20 thoughts on “I’m Sorry I Haven’t A Clue

  1. I’ve been listening for years and own many of the recordings, but the series 57 episodes (chaired by Jack Dee) from Swansea are the funniest I think I have ever heard. I can hardly wait for them to available for purchase so I can share them with friends.

    • I agree: the ‘one song to the tune of another’ even made it to Pick of the Week! The Kingston recordings were great fun too, I’m sure you’ll enjoy those. Sadly I think some of Ross Noble’s best gags might not be broadcast.

      • Sorry I should have used the word Swansea. Or Abertaw as Jack would have had ’til Rob and members of the audience corrected it

  2. I regularly play “Pick Up Song” while vacuuming and listening to music. When the vacuum stops and I’m within a midges eyelash of the tune, I award myself points – and we all know what they mean. So far I have scored 47.

    I’ve just realised this makes less sense than Mrs. Trellis’ missives. Time to follow Barry into the home methinks..

    • Sven made a reappearance in the Christmas Special 24/12/12. He filled in Samantha’s slot before they pulled him off at the end of the show.

      • I heard the show and enjoyed Sven’s participation. Stephen Fry was good too, but I think he’s on the verge of becoming far too ubiquitous on our radio, never mind on TV. I hope someone bought him the word ‘no’ for Christmas.

  3. The click for the lottery for the December recording comes up with the message ‘show not available’. What kind of lottery is that?

  4. It’s funny.,,as the blog entry says, how moments from the show have passed into our inner world.

    I was reading the November issue of BBC Wildlife magazine over my bowl of cereal this morning, and it has a feature on how ‘we’ have used wild animals in various working roles.

    Apparently, and I am not making this up, they are using honeybees to sniff out hidden explosives at airports. The story, accompanied by a picture, explains the machine that is ues, and then sates that ‘the device holds 36 bees’.

    I am instantly reminded of the time Samantha took up bee-keeping, starting with a few dozen of the animals, and invited the kindly old archivists to come round and examine her 36 bees….

  5. I’ve enjoyed this programme for years. I’M pleased that you’ve dropped the innuendos about Samantha & Lionel Blair. (although… Tony Blair…maybe?)

    • Come, come, dropping two of the highlights is not on. The thought of the archivists seeing Samantha’s crack up through the glass ceiling was a classic.

      • Or how she loved nothing better than to lick the nuts off a large Neopolitan when she dated an Italian boyfriend…

      • Actually, if the words had been as you say it wouldn’t have been funny. The context were about Samantha’s struggle against the male dominated BBC hierarchy and going to rise despite it, and the words were something like “the kindly archivists are hoping to see her crack through the glass ceiling”. The humour is from the dual meaning of what could be a perfectly acceptable (if contrived) sentence having another, smutty,interpretation.
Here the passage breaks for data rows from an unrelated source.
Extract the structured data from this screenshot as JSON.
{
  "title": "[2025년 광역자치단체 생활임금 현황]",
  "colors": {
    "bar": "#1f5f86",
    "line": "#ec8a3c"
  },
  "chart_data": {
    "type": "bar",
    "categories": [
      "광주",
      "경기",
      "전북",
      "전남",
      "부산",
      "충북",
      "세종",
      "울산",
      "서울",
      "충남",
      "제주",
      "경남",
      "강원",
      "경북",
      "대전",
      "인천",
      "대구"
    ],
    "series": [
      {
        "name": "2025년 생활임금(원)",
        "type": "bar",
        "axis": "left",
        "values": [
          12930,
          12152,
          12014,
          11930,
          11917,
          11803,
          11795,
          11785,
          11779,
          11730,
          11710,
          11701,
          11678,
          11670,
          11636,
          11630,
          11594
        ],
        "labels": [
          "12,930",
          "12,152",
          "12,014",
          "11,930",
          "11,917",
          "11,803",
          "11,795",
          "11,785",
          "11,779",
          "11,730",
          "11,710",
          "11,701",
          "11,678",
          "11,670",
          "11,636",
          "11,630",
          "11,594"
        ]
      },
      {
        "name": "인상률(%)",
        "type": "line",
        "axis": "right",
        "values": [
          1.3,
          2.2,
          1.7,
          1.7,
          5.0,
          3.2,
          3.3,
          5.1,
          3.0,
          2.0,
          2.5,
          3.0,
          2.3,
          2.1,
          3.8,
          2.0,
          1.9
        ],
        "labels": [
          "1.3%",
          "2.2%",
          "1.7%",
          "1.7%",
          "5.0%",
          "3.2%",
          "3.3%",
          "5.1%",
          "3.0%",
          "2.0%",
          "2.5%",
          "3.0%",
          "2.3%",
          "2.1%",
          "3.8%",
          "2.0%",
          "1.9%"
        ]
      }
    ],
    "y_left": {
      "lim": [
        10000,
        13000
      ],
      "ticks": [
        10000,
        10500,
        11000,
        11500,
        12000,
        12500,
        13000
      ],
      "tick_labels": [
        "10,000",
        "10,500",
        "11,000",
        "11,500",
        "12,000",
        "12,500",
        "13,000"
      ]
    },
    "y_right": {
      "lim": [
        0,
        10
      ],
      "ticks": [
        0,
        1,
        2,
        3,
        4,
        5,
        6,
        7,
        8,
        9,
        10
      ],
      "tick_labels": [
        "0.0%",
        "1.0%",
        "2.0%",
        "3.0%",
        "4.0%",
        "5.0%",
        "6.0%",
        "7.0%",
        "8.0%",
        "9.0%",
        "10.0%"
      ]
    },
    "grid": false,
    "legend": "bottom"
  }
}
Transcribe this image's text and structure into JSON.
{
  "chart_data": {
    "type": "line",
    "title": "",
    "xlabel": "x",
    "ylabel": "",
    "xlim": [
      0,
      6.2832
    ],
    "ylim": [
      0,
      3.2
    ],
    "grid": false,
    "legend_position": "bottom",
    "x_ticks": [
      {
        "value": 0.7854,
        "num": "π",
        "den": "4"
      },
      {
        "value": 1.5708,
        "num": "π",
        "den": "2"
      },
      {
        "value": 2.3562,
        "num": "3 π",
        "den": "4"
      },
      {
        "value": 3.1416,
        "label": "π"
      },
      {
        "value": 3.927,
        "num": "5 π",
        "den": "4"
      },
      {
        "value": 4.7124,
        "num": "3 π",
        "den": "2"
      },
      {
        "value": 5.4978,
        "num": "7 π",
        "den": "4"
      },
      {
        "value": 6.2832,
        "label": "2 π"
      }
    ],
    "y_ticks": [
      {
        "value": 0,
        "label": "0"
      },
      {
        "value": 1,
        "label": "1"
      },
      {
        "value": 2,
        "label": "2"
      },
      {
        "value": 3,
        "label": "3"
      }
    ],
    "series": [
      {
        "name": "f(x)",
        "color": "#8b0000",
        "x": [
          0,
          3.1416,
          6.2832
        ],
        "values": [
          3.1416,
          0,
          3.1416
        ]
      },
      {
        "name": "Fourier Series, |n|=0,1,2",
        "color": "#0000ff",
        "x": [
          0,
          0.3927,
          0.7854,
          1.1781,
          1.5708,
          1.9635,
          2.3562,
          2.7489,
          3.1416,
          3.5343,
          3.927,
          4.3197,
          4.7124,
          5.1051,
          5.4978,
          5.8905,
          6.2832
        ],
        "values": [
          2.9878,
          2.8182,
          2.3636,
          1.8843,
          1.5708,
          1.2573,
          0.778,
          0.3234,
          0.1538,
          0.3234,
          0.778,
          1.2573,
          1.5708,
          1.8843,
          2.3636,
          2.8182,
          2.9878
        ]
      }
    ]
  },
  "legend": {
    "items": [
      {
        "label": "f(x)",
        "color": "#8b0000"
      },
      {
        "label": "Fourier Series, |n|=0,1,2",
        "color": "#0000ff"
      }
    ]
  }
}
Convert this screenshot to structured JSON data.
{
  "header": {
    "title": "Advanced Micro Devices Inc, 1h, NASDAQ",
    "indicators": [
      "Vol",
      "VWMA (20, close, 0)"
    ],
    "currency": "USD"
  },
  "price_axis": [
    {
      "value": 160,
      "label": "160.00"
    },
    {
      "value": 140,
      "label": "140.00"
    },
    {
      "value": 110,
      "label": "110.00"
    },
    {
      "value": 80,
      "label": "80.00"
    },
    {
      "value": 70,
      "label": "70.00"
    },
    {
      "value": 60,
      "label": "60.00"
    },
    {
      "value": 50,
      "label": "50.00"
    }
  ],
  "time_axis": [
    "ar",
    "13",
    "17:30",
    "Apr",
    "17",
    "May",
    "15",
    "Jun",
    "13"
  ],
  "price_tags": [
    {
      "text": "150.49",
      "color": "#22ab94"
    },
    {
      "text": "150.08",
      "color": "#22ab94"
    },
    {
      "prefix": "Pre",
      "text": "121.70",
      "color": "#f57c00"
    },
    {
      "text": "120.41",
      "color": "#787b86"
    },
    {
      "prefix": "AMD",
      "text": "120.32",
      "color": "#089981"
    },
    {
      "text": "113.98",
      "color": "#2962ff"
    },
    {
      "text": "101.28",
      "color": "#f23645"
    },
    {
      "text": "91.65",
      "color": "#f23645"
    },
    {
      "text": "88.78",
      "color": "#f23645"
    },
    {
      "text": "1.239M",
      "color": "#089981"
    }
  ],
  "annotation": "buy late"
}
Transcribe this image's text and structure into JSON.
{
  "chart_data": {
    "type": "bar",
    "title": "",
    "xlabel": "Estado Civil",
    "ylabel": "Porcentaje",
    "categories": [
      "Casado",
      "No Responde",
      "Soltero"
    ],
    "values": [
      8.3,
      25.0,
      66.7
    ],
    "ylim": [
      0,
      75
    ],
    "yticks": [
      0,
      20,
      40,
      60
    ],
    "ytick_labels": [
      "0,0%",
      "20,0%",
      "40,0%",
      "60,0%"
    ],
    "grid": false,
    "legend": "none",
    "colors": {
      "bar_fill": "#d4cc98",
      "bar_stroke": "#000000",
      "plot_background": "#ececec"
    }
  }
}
  6. I’m suprised at Barry – he used the title “Alice in Sunderland” as a humorous answer. Has he never read, or heard of, “Alice in Sunderland: An Entertainment” by Bryan Talbot, published in 2007? Lewis Carroll had links with Sunderland and the book uses this as a starting point.

  7. We would urgently like to hear Jeremy Hardy and Rob Brydon singing ‘Man or Muppet’ to the tune of ‘Bohemian Rhapsody’.

  8. Got the new `40 years of…` book for Christmas. Wet the bed laughing on Christmas morning. Fortunately I was at my mother in laws.

    • I have some ISIHAC books too, Lyttelton’s Britain: A User’s Guide to the British Isles and a couple of volumes of The Uxbridge English Dictionary. As you say, they are lethal in company. “What’s so funny?” asks mother-in-law. Well, I can’t actually say, it’s very funny – buy very rude! Happy new year, and many thanks for your comment.